Resolution of Spratlys row ‘a litmus test for Sino-Asian ties’
THE resolution of territorial claims on the Spratly Islands would be a “litmus test” for future relations between Asian countries and China, said Mr Jusuf Wanandi.
“If China is going to solve the problem in the Spratlys by using military force, the trust we have in her will be forfeited,” he said.
Asean Foreign Ministers had asked China to come out in full support of the Manila Declaration on the South China Sea in 1992, which called on the claimants to exercise self-restraint and seek a peaceful resolution of the dispute.
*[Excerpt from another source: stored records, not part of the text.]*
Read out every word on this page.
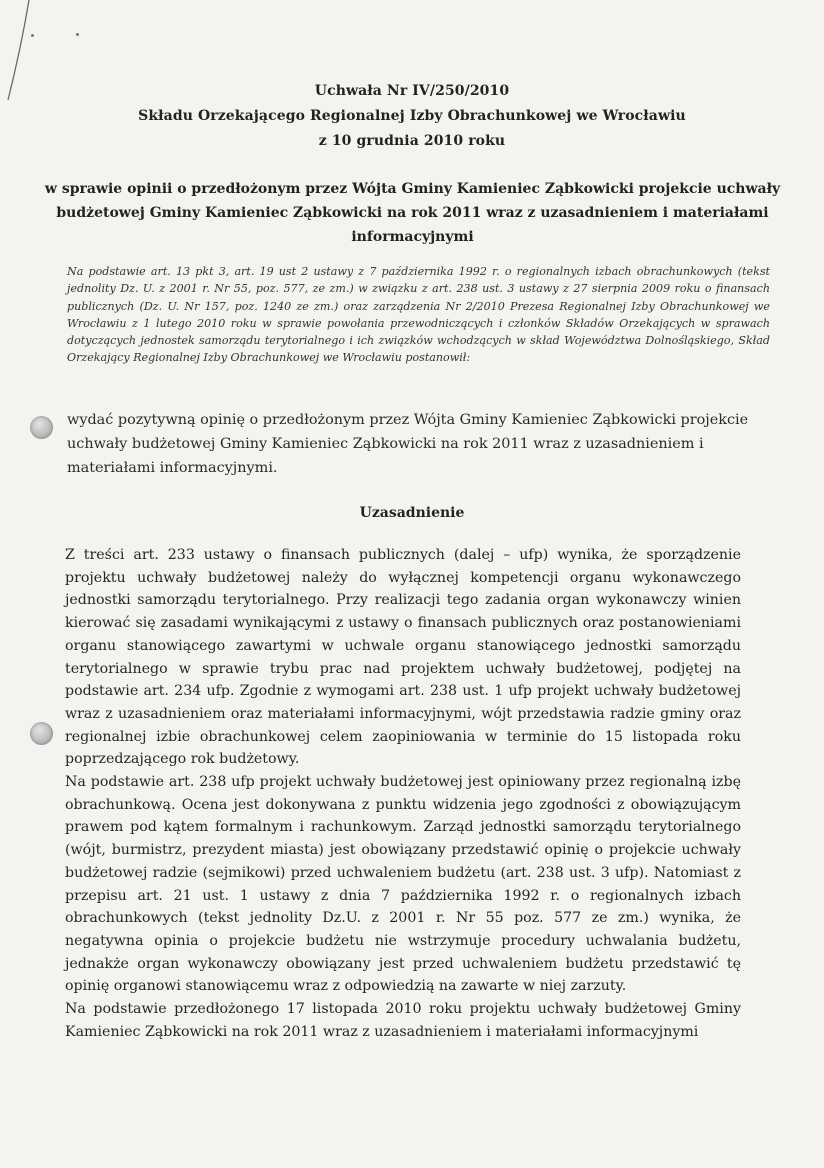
Uchwała Nr IV/250/2010
Składu Orzekającego Regionalnej Izby Obrachunkowej we Wrocławiu
z 10 grudnia 2010 roku
w sprawie opinii o przedłożonym przez Wójta Gminy Kamieniec Ząbkowicki projekcie uchwały budżetowej Gminy Kamieniec Ząbkowicki na rok 2011 wraz z uzasadnieniem i materiałami informacyjnymi
Na podstawie art. 13 pkt 3, art. 19 ust 2 ustawy z 7 października 1992 r. o regionalnych izbach obrachunkowych (tekst jednolity Dz. U. z 2001 r. Nr 55, poz. 577, ze zm.) w związku z art. 238 ust. 3 ustawy z 27 sierpnia 2009 roku o finansach publicznych (Dz. U. Nr 157, poz. 1240 ze zm.) oraz zarządzenia Nr 2/2010 Prezesa Regionalnej Izby Obrachunkowej we Wrocławiu z 1 lutego 2010 roku w sprawie powołania przewodniczących i członków Składów Orzekających w sprawach dotyczących jednostek samorządu terytorialnego i ich związków wchodzących w skład Województwa Dolnośląskiego, Skład Orzekający Regionalnej Izby Obrachunkowej we Wrocławiu postanowił:
wydać pozytywną opinię o przedłożonym przez Wójta Gminy Kamieniec Ząbkowicki projekcie uchwały budżetowej Gminy Kamieniec Ząbkowicki na rok 2011 wraz z uzasadnieniem i materiałami informacyjnymi.
Uzasadnienie

Z treści art. 233 ustawy o finansach publicznych (dalej – ufp) wynika, że sporządzenie projektu uchwały budżetowej należy do wyłącznej kompetencji organu wykonawczego jednostki samorządu terytorialnego. Przy realizacji tego zadania organ wykonawczy winien kierować się zasadami wynikającymi z ustawy o finansach publicznych oraz postanowieniami organu stanowiącego zawartymi w uchwale organu stanowiącego jednostki samorządu terytorialnego w sprawie trybu prac nad projektem uchwały budżetowej, podjętej na podstawie art. 234 ufp. Zgodnie z wymogami art. 238 ust. 1 ufp projekt uchwały budżetowej wraz z uzasadnieniem oraz materiałami informacyjnymi, wójt przedstawia radzie gminy oraz regionalnej izbie obrachunkowej celem zaopiniowania w terminie do 15 listopada roku poprzedzającego rok budżetowy.

Na podstawie art. 238 ufp projekt uchwały budżetowej jest opiniowany przez regionalną izbę obrachunkową. Ocena jest dokonywana z punktu widzenia jego zgodności z obowiązującym prawem pod kątem formalnym i rachunkowym. Zarząd jednostki samorządu terytorialnego (wójt, burmistrz, prezydent miasta) jest obowiązany przedstawić opinię o projekcie uchwały budżetowej radzie (sejmikowi) przed uchwaleniem budżetu (art. 238 ust. 3 ufp). Natomiast z przepisu art. 21 ust. 1 ustawy z dnia 7 października 1992 r. o regionalnych izbach obrachunkowych (tekst jednolity Dz.U. z 2001 r. Nr 55 poz. 577 ze zm.) wynika, że negatywna opinia o projekcie budżetu nie wstrzymuje procedury uchwalania budżetu, jednakże organ wykonawczy obowiązany jest przed uchwaleniem budżetu przedstawić tę opinię organowi stanowiącemu wraz z odpowiedzią na zawarte w niej zarzuty.

Na podstawie przedłożonego 17 listopada 2010 roku projektu uchwały budżetowej Gminy Kamieniec Ząbkowicki na rok 2011 wraz z uzasadnieniem i materiałami informacyjnymi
The Spratlys, believed to be rich in oil and marine resources, are being claimed in whole or in part by Brunei, China, Malaysia, the Philippines, Taiwan and Vietnam.
It was normal to look at China as a “problem” and be worried about how to relate to such a powerful country, he said.
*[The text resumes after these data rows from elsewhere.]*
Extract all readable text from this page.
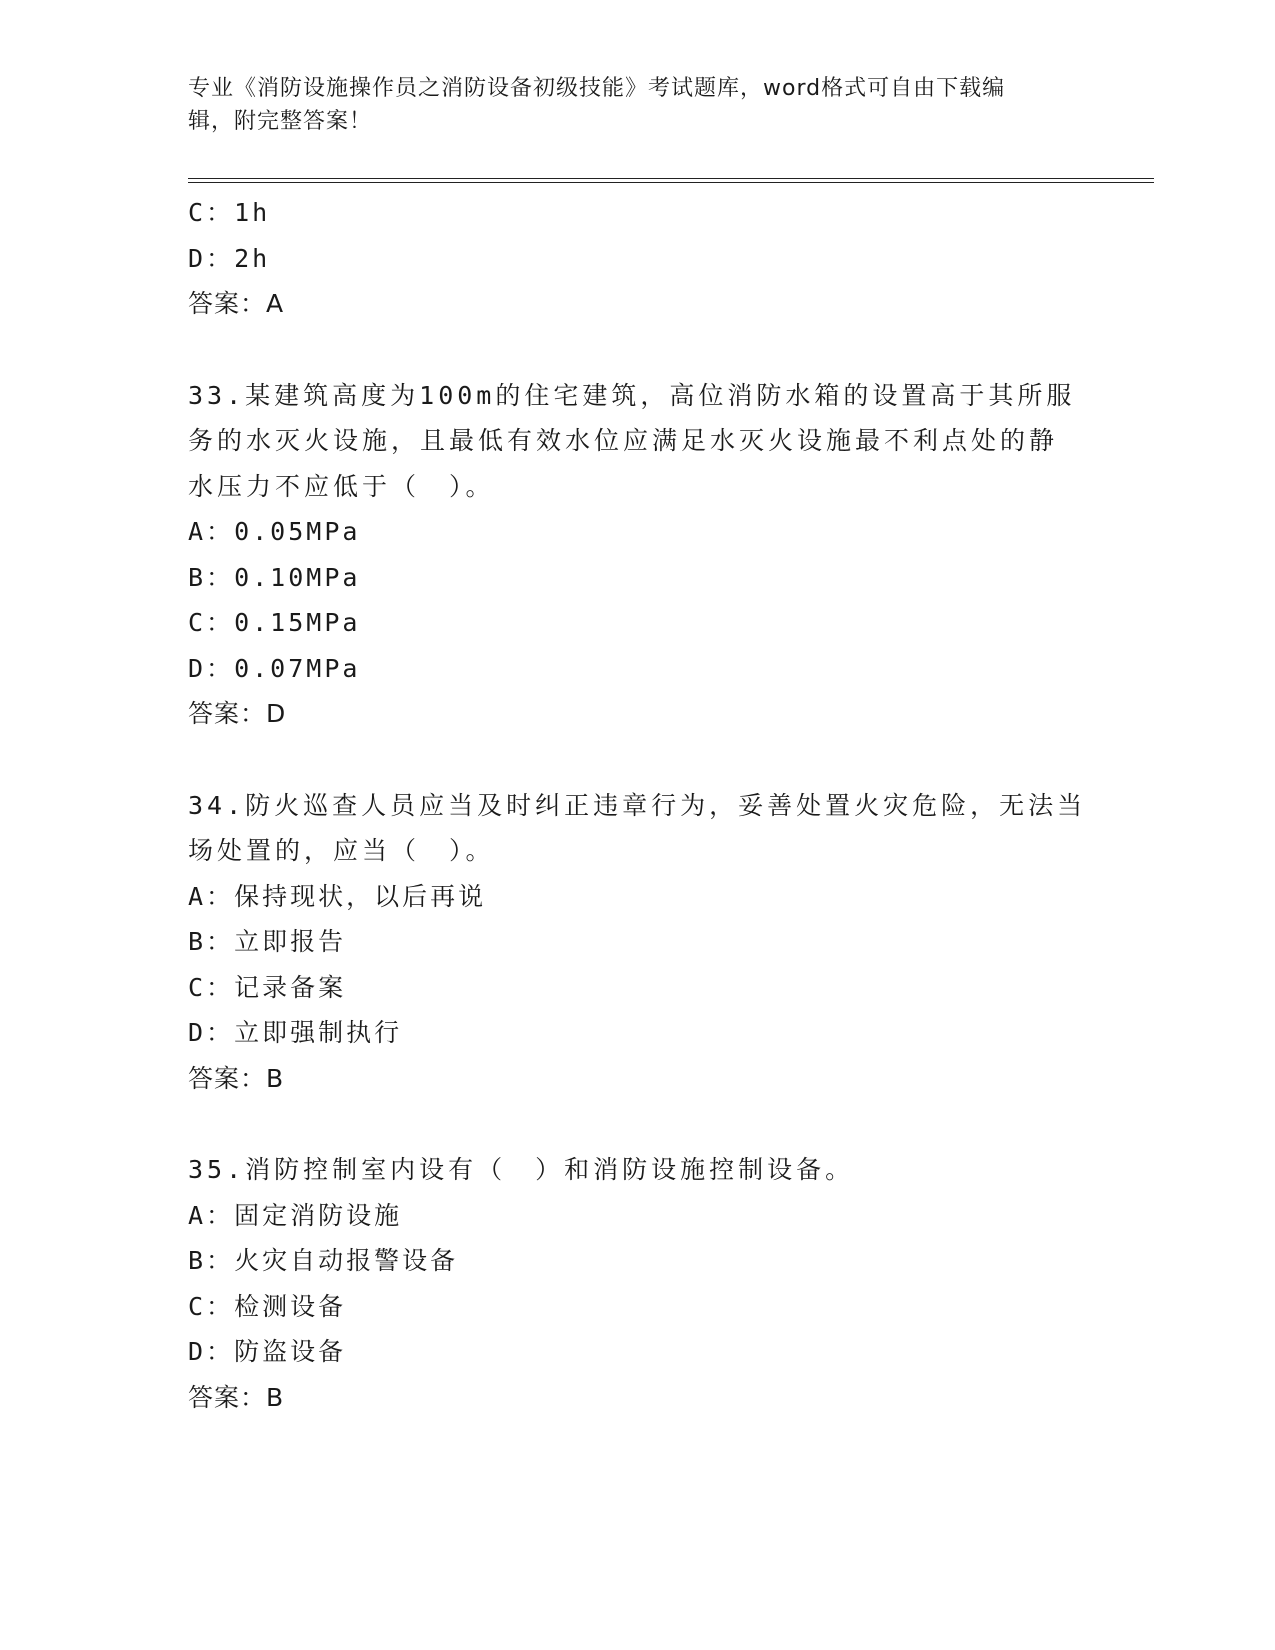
专业《消防设施操作员之消防设备初级技能》考试题库，word格式可自由下载编
辑，附完整答案！
C：1h
D：2h
答案：A
33.某建筑高度为100m的住宅建筑，高位消防水箱的设置高于其所服
务的水灭火设施，且最低有效水位应满足水灭火设施最不利点处的静
水压力不应低于（　）。
A：0.05MPa
B：0.10MPa
C：0.15MPa
D：0.07MPa
答案：D
34.防火巡查人员应当及时纠正违章行为，妥善处置火灾危险，无法当
场处置的，应当（　）。
A：保持现状，以后再说
B：立即报告
C：记录备案
D：立即强制执行
答案：B
35.消防控制室内设有（　）和消防设施控制设备。
A：固定消防设施
B：火灾自动报警设备
C：检测设备
D：防盗设备
答案：B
“It is a relationship of neighbours who are small with a big country.”
He drew a parallel between Singapore and Malaysia’s ties with Jakarta and China’s relations with Asian countries.
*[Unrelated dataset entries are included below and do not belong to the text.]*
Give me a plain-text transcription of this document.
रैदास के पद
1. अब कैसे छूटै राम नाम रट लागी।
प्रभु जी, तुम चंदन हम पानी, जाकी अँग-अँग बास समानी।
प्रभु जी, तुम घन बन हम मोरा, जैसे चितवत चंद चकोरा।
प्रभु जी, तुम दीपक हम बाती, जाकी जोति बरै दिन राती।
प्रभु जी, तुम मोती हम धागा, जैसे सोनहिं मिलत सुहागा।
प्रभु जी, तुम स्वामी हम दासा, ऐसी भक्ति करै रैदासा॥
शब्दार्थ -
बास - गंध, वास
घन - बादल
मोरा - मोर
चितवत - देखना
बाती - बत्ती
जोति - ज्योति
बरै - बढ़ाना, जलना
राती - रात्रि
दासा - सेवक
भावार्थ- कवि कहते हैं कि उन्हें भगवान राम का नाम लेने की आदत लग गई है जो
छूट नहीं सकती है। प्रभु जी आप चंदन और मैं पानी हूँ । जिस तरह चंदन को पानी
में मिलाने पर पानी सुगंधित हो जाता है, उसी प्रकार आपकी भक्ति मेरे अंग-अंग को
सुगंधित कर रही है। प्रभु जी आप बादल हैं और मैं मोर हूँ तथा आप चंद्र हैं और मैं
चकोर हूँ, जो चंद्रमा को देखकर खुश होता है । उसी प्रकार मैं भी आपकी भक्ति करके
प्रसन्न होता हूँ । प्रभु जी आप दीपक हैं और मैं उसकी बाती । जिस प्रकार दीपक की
Both countries, he noted, had not “overcome completely” the problem of Indonesia’s Konfrontasi in the 60s.
Mr Wanandi said countries in the region would have to “live” with China.
“All neighbouring countries agree that China has a great role to play in the future of the region and we will have to learn how to relate to her soon,” he said.
“We must establish a relationship with her that makes all of us comfortable.”
Beijing became an Asean “dialogue partner” in 1991, and in July last year, along with Russia and the United States, agreed to join an Asean Regional Forum which aimed to promote dialogue on security concerns. The first meeting will be held in Bangkok this year.
A new bilateral forum was also created last September to expand co-operation in the fields of economy, trade and science and technology.
He said: “Countries in this region have joint exercises with the US Seventh Fleet.
“One day, we will develop such a trust in China that even if they have an aircraft carrier, it will not be a problem for the region.”